Are these elaborately curated installations works of imagination or, because they are the works of non-human animals, do we relegate the impulse to create them to the realm of “instinct?” Are these distinctions arbitrary? When we hear of the writer, actor, musician, dancer or painter who cannot live without her craft, are these artists creatures of instinct? And then what about play? Like this snowboarding crow: https://www.youtube.com/watch?v=2k1aoLAMRMc. A simple, repetitive activity to be sure, but something led this crow to the conclusion that the combination of a snowy rooftop and a jar lid constituted a worthwhile use of time that is clearly not related to food, shelter or safety.

In trying to define the imagination I think first of Maxine Greene’s quote about “imagining things as if they could be otherwise.” This is the notion of imagination at its most basic: to be able to visualize a future based on extrapolating the results of past and present actions, and to think of ways to change events to produce a different outcome. This can range from the most pragmatic (If I hit this rock with a bigger rock I might be able to break it) to the most fanciful (perhaps there is a way to combine the power of an engine with the physical motions of birds so that one day humans can fly).

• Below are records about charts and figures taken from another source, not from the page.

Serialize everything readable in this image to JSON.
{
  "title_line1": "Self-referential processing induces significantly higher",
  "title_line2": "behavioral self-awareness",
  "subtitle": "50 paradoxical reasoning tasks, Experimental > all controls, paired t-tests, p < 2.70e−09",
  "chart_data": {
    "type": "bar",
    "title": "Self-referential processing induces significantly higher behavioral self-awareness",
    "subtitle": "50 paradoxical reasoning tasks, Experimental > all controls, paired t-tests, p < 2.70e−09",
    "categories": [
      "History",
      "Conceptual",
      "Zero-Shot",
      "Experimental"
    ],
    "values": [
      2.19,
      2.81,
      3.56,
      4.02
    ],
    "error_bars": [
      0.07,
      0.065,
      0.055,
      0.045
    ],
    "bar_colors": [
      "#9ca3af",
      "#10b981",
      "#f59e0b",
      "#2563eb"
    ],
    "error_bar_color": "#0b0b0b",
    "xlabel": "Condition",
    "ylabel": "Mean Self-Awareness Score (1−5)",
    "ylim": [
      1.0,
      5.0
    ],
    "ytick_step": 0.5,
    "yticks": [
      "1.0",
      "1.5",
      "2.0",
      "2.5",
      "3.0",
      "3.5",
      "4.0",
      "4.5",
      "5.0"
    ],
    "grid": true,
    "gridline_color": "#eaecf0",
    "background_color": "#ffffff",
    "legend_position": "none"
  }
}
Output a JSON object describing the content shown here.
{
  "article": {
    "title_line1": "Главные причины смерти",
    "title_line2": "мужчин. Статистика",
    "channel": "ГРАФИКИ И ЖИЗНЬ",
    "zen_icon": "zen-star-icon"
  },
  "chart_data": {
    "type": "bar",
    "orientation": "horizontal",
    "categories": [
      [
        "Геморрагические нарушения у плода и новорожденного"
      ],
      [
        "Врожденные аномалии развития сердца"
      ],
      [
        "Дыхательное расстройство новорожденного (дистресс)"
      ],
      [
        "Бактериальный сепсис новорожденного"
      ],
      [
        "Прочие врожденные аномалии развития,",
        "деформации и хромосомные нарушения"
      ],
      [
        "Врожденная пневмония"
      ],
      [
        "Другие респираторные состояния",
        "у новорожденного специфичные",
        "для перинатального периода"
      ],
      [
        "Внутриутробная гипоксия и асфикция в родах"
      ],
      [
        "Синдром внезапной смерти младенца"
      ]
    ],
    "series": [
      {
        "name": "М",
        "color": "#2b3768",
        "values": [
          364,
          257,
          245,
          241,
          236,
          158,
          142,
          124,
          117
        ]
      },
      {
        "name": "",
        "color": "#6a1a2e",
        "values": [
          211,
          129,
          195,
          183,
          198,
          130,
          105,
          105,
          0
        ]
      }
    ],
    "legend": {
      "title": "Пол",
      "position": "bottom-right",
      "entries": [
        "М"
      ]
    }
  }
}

So this bear femur flute is, first and foremost, an act of imagination. We cannot know how, when or by whom the flute was used, we cannot know why or under what circumstances it was used. Solemn religious ritual? Calling the tribe home for dinner? Or a diversion to pass long winter nights around the fire? Any of these or none of these is possible. The only thing we know for sure is that some Neanderthal person (if person is indeed the correct term) somehow figure out that a hollowed out bone with perpendicular drilled holes could make sounds when one blew into it, and that these sounds were pleasing or interesting or important enough to want to create these objects with a purpose. Was that purpose somehow directly related to survival? Or was it what we would recognize as art? We will probably never know for sure, but we can at least use our imaginations to speculate.